Mining is a hazardous occupation. In the USA, where mining is highly regulated, rates of fatal injury among miners were four-fold higher than for employees in all industries. 2 In China, 6·4 deaths per day occur among miners working in registered coal pits alone (extrapolating to 440 deaths in the 69 days the Chilean miners were underground).3 For each miner killed, many are injured, some with long-term disability.
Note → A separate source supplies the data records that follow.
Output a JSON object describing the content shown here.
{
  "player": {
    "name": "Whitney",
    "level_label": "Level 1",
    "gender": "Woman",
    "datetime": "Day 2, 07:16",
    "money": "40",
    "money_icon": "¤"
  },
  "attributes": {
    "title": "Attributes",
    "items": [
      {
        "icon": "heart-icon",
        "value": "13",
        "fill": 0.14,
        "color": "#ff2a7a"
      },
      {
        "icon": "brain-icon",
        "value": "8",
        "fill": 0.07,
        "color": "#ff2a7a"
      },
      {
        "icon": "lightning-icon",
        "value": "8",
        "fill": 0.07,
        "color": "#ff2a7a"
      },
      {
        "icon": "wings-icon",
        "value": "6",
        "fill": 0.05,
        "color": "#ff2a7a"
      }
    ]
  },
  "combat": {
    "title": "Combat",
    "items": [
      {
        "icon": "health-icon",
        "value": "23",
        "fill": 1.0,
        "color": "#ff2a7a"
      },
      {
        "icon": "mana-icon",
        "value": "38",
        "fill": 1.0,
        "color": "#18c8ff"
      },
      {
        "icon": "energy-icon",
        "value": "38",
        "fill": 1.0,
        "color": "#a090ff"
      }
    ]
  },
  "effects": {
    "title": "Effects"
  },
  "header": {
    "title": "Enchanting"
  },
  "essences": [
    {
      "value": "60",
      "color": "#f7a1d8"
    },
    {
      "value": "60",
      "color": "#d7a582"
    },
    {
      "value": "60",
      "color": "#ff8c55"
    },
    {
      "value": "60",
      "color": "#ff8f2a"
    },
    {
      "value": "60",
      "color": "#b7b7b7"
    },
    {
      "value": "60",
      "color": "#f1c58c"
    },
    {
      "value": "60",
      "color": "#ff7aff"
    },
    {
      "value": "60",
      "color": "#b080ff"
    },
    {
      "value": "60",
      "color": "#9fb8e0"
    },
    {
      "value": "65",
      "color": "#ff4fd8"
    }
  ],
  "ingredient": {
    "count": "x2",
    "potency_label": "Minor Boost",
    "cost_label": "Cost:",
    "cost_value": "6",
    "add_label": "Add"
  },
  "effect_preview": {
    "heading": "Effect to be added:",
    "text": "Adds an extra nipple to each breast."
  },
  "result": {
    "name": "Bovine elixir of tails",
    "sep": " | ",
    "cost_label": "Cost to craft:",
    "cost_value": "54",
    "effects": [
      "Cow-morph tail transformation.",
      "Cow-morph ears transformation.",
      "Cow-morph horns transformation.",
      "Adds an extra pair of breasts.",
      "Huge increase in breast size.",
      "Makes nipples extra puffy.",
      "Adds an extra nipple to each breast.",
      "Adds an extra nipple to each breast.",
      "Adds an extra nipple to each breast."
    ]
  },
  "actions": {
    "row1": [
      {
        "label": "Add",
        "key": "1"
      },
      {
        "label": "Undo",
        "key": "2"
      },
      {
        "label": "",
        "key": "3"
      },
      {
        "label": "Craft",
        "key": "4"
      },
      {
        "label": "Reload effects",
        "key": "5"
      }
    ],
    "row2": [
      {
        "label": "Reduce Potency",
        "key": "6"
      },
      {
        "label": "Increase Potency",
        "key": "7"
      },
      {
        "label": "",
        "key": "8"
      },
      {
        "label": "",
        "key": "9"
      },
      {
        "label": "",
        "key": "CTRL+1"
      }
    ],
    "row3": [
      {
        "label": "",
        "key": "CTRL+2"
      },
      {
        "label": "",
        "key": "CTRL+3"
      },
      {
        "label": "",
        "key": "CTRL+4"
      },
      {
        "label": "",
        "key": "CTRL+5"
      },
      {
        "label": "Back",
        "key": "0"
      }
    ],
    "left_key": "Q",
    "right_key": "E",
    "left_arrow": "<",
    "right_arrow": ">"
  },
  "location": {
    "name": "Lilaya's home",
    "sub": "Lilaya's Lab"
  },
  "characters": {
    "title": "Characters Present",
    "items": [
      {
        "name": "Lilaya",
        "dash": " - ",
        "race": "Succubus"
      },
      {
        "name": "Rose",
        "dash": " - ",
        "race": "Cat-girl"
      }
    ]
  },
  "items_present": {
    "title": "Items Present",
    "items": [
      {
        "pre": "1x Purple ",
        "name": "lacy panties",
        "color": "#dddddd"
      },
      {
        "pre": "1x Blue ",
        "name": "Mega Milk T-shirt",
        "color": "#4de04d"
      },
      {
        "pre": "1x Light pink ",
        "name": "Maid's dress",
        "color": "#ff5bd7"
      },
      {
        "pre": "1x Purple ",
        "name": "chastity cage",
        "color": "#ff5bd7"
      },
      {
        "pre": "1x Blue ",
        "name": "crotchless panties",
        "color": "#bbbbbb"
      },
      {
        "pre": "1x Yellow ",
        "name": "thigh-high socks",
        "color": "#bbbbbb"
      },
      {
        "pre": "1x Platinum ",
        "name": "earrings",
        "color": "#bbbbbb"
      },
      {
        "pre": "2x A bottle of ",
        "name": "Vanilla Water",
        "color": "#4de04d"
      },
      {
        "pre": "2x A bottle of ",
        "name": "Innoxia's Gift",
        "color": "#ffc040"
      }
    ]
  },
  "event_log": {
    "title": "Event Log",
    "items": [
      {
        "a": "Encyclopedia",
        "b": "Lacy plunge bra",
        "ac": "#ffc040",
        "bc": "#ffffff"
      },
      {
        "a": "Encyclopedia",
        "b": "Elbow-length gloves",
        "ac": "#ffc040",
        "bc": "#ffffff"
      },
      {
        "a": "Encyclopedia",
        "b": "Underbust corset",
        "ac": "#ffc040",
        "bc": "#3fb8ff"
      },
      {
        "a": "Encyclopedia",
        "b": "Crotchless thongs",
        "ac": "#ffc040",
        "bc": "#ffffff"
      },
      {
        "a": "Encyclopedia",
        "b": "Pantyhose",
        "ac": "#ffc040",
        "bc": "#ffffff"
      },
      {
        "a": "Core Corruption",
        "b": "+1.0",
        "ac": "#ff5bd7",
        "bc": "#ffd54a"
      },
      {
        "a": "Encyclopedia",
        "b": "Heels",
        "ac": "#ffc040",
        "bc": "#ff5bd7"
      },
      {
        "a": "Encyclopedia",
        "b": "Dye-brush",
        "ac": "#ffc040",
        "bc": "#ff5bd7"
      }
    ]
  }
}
In addition to the direct risks of mine accidents, miners experience other preventable causes of death and disease, in the workplace and beyond. This partly reflects their socio-economic position and that many are “oscillating migrants”.4 The interaction of three mine-related diseases—silicosis, HIV infection, and tuberculosis—results in South African gold miners having the highest rate of tuberculosis in the world. 4 In HIV-positive miners, natural deaths far outstrip all unnatural causes (mine accidents, road traffic accidents, homicides, suicides). Even among HIV-negative miners, about half of deaths are unnatural, but mine accidents account for only a third of these. 5 Worldwide, mining is associated with fatal asbestos-related disease, lung cancer, and pneumoconiosis, and exposure to toxic environmental pollutants, such as mercury.